Wenn der Glaube Sie nicht bekehrte – was dann?
Ich und dieser andere Typ, Bob, wollten zurück nach Israel. In London nahmen wir den Bus. Wir nannten ihn den «Magic Bus». Wir stiegen ein, natürlich betrunken, es kam zu einer Prügelei an Bord, ich verletzte ein paar Leute, und wir landeten im Gefängnis. Ich dachte, wir wären in Jugoslawien. Als sie uns rausliessen, stellten wir fest, dass es Belgien war.
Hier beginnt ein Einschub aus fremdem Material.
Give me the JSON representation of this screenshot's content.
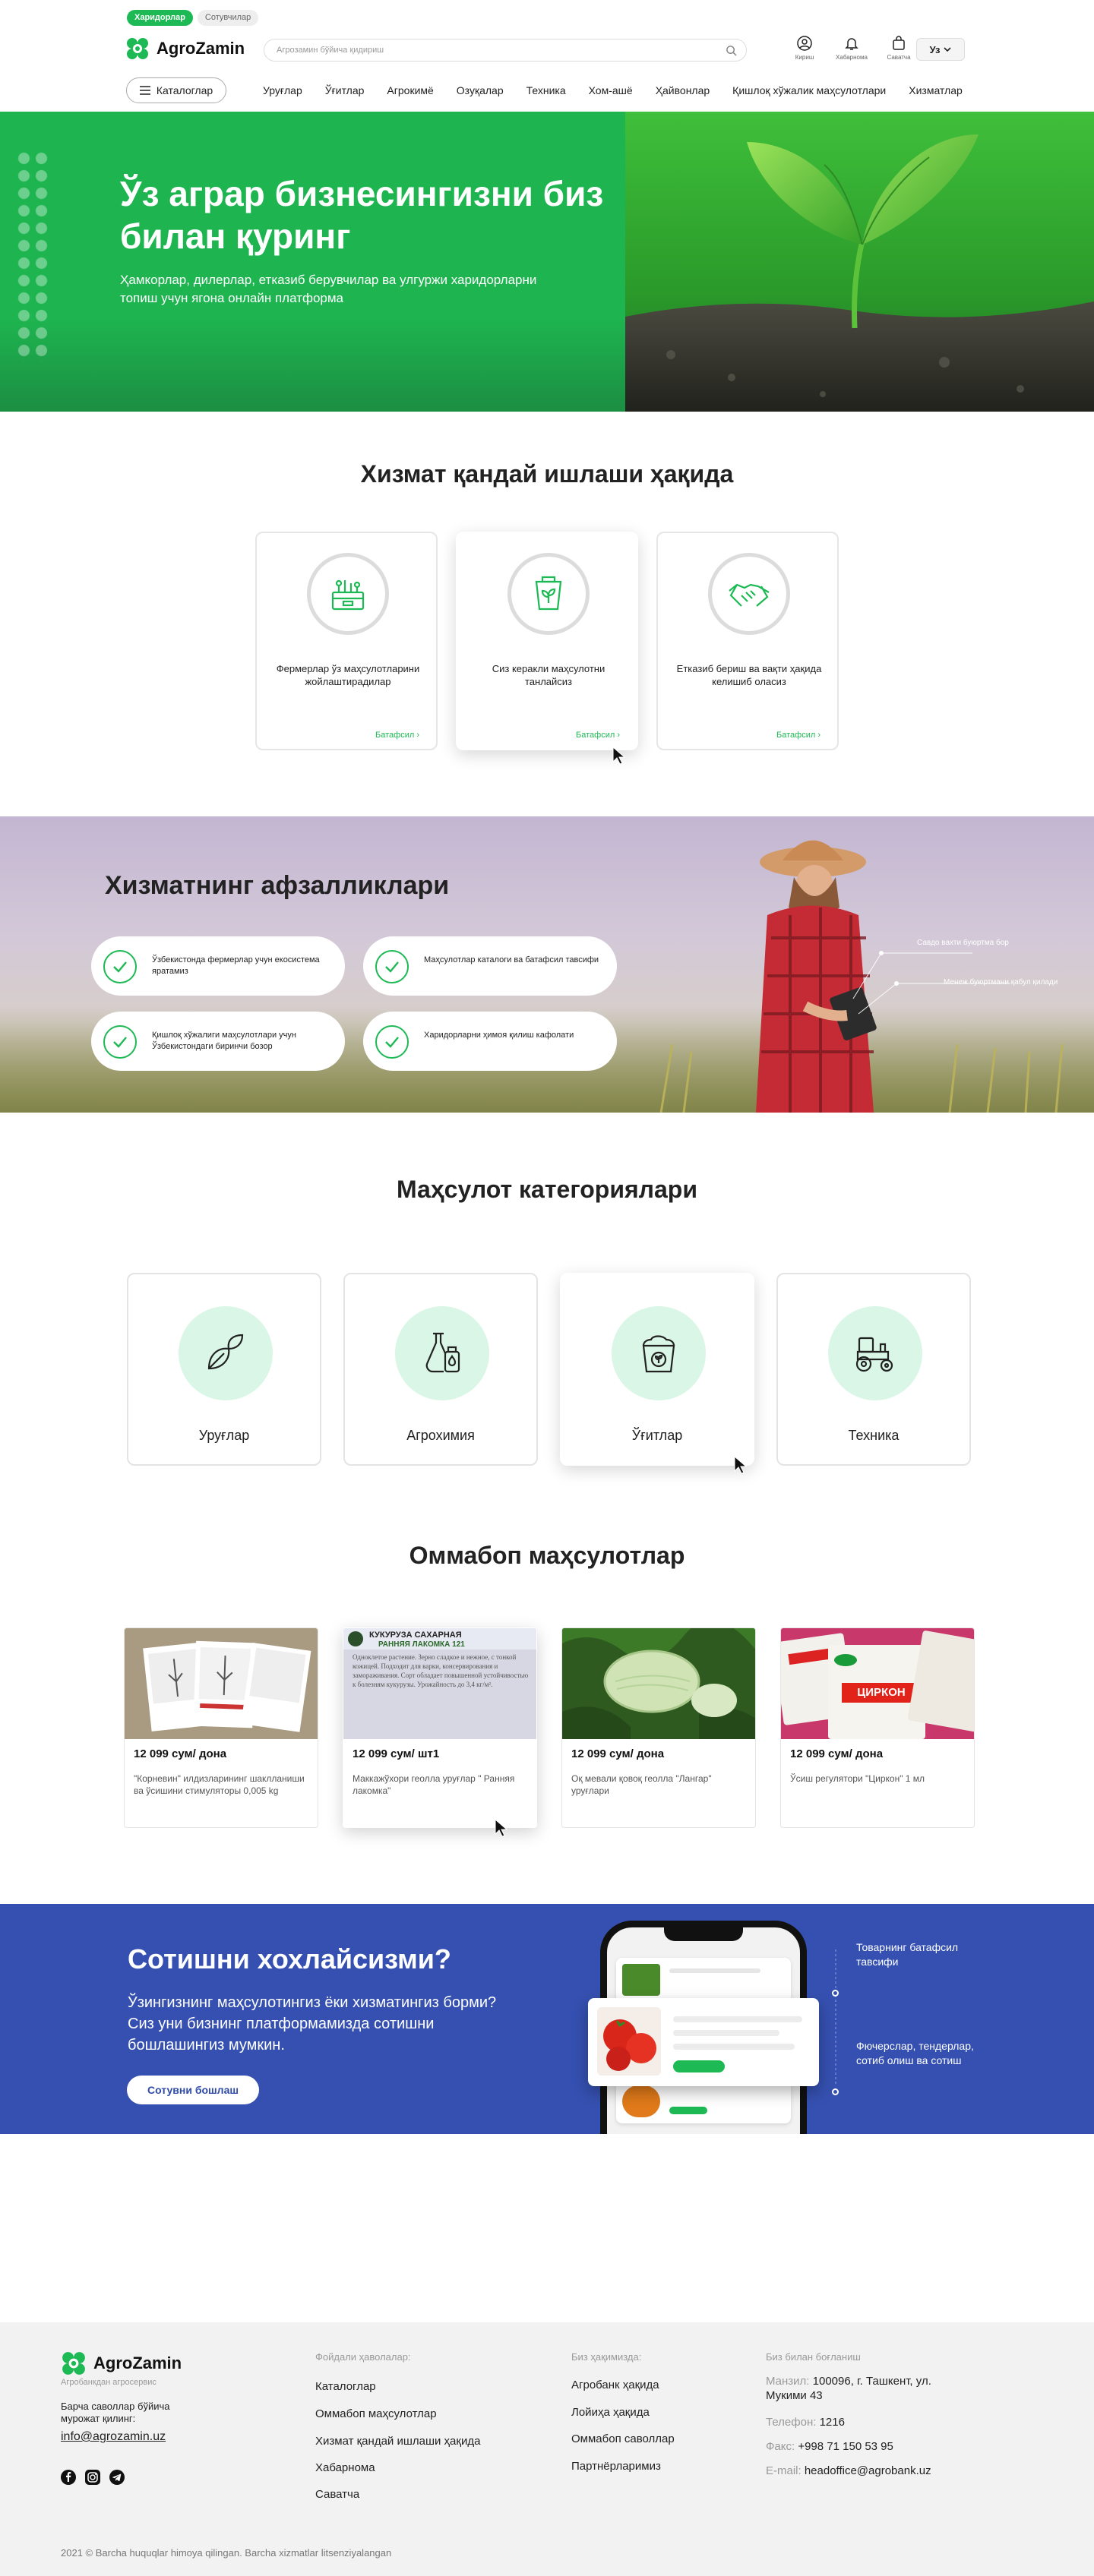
{
  "header": {
    "role_tabs": [
      "Харидорлар",
      "Сотувчилар"
    ],
    "logo_text": "AgroZamin",
    "search_placeholder": "Агрозамин бўйича қидириш",
    "icons": [
      {
        "label": "Кириш",
        "icon": "user-icon"
      },
      {
        "label": "Хабарнома",
        "icon": "bell-icon"
      },
      {
        "label": "Саватча",
        "icon": "bag-icon"
      }
    ],
    "lang": "Уз",
    "catalog_label": "Каталоглар",
    "nav": [
      "Уруғлар",
      "Ўғитлар",
      "Агрокимё",
      "Озуқалар",
      "Техника",
      "Хом-ашё",
      "Ҳайвонлар",
      "Қишлоқ хўжалик маҳсулотлари",
      "Хизматлар"
    ]
  },
  "hero": {
    "title": "Ўз аграр бизнесингизни биз билан қуринг",
    "subtitle": "Ҳамкорлар, дилерлар, етказиб берувчилар ва улгуржи харидорларни топиш учун ягона онлайн платформа"
  },
  "how": {
    "title": "Хизмат қандай ишлаши ҳақида",
    "more_label": "Батафсил",
    "cards": [
      {
        "text": "Фермерлар ўз маҳсулотларини жойлаштирадилар",
        "icon": "crate-icon"
      },
      {
        "text": "Сиз керакли маҳсулотни танлайсиз",
        "icon": "seed-packet-icon"
      },
      {
        "text": "Етказиб бериш ва вақти ҳақида келишиб оласиз",
        "icon": "handshake-icon"
      }
    ]
  },
  "advantages": {
    "title": "Хизматнинг афзалликлари",
    "items": [
      "Ўзбекистонда фермерлар учун екосистема яратамиз",
      "Маҳсулотлар каталоги ва батафсил тавсифи",
      "Қишлоқ хўжалиги маҳсулотлари учун Ўзбекистондаги биринчи бозор",
      "Харидорларни ҳимоя қилиш кафолати"
    ],
    "callouts": [
      "Савдо вахти буюртма бор",
      "Менеж буюртмани қабул қилади"
    ]
  },
  "categories": {
    "title": "Маҳсулот категориялари",
    "items": [
      {
        "label": "Уруғлар",
        "icon": "seed-icon"
      },
      {
        "label": "Агрохимия",
        "icon": "flask-icon"
      },
      {
        "label": "Ўғитлар",
        "icon": "fertilizer-icon"
      },
      {
        "label": "Техника",
        "icon": "tractor-icon"
      }
    ]
  },
  "products": {
    "title": "Оммабоп маҳсулотлар",
    "items": [
      {
        "price": "12 099 сум/ дона",
        "desc": "\"Корневин\" илдизларининг шаклланиши ва ўсишини стимуляторы 0,005 kg"
      },
      {
        "price": "12 099 сум/ шт1",
        "desc": "Маккажўхори геолла уруғлар \" Ранняя лакомка\"",
        "img_title": "КУКУРУЗА САХАРНАЯ",
        "img_subtitle": "РАННЯЯ ЛАКОМКА 121",
        "img_text": "Одноклетое растение. Зерно сладкое и нежное, с тонкой кожицей. Подходит для варки, консервирования и замораживания. Сорт обладает повышенной устойчивостью к болезням кукурузы. Урожайность до 3,4 кг/м²."
      },
      {
        "price": "12 099 сум/ дона",
        "desc": "Оқ мевали қовоқ геолла \"Лангар\" уруғлари"
      },
      {
        "price": "12 099 сум/ дона",
        "desc": "Ўсиш регулятори \"Циркон\" 1 мл",
        "img_label": "ЦИРКОН"
      }
    ]
  },
  "sell": {
    "title": "Сотишни хохлайсизми?",
    "text": "Ўзингизнинг маҳсулотингиз ёки хизматингиз борми? Сиз уни бизнинг платформамизда сотишни бошлашингиз мумкин.",
    "button": "Сотувни бошлаш",
    "notes": [
      "Товарнинг батафсил тавсифи",
      "Фючерслар, тендерлар, сотиб олиш ва сотиш"
    ]
  },
  "footer": {
    "logo_text": "AgroZamin",
    "sub": "Агробанкдан агросервис",
    "ask": "Барча саволлар бўйича мурожат қилинг:",
    "email": "info@agrozamin.uz",
    "useful_title": "Фойдали ҳаволалар:",
    "useful": [
      "Каталоглар",
      "Оммабоп маҳсулотлар",
      "Хизмат қандай ишлаши ҳақида",
      "Хабарнома",
      "Саватча"
    ],
    "about_title": "Биз ҳақимизда:",
    "about": [
      "Агробанк ҳақида",
      "Лойиҳа ҳақида",
      "Оммабоп саволлар",
      "Партнёрларимиз"
    ],
    "contact_title": "Биз билан боғланиш",
    "address_label": "Манзил:",
    "address": "100096, г. Ташкент, ул. Мукими 43",
    "phone_label": "Телефон:",
    "phone": "1216",
    "fax_label": "Факс:",
    "fax": "+998 71 150 53 95",
    "email_label": "E-mail:",
    "email2": "headoffice@agrobank.uz",
    "copyright": "2021 © Barcha huquqlar himoya qilingan. Barcha xizmatlar litsenziyalangan"
  },
  "colors": {
    "accent": "#1db954",
    "banner": "#3550b0"
  }
}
Crazy.
Und dann kauften Sie sich – einen Stadtplan?
Wir betranken uns, und von da an erinnere ich mich an gar nichts mehr. Am Morgen wachte ich auf, in einem Hauseingang, es regnete fürchterlich. Ich dachte, ich wäre in Chichester. Und ich suchte die Kathedrale von Chichester, doch ich sah nur französische Schilder und dachte: «Das ist nicht Chichester.» Also ging ich zum Fährhafen, ich hatte gerade noch Geld für ein Ticket, und als ich wieder in England war, bekam ich Besuch von der Polizei. Wann ich meinen Freund zuletzt gesehen hätte? Ich sagte: «Er war mit mir im Pub, danach erinnere ich mich an nichts mehr.» Sie sagten, «er ist ermordet aufgefunden worden, in Holland.» Ich weiss bis heute nicht, wie er dort gelandet ist.
Ein heilsamer Schock.
Dieser Polizist sagte zu mir: «Warum machst du nicht etwas aus deinem Leben, John?» Ich ging direkt zu einem Entzugscenter. Und seit diesem Moment, der etwa 30 Jahre her ist, habe ich keinen Alkohol angerührt. Ich gehe immer noch zu den Anonymen Alkoholikern und werde es für den Rest meines Lebens tun. An dem Punkt, an dem Bobby Baxter starb, bekam ich ein neues Leben.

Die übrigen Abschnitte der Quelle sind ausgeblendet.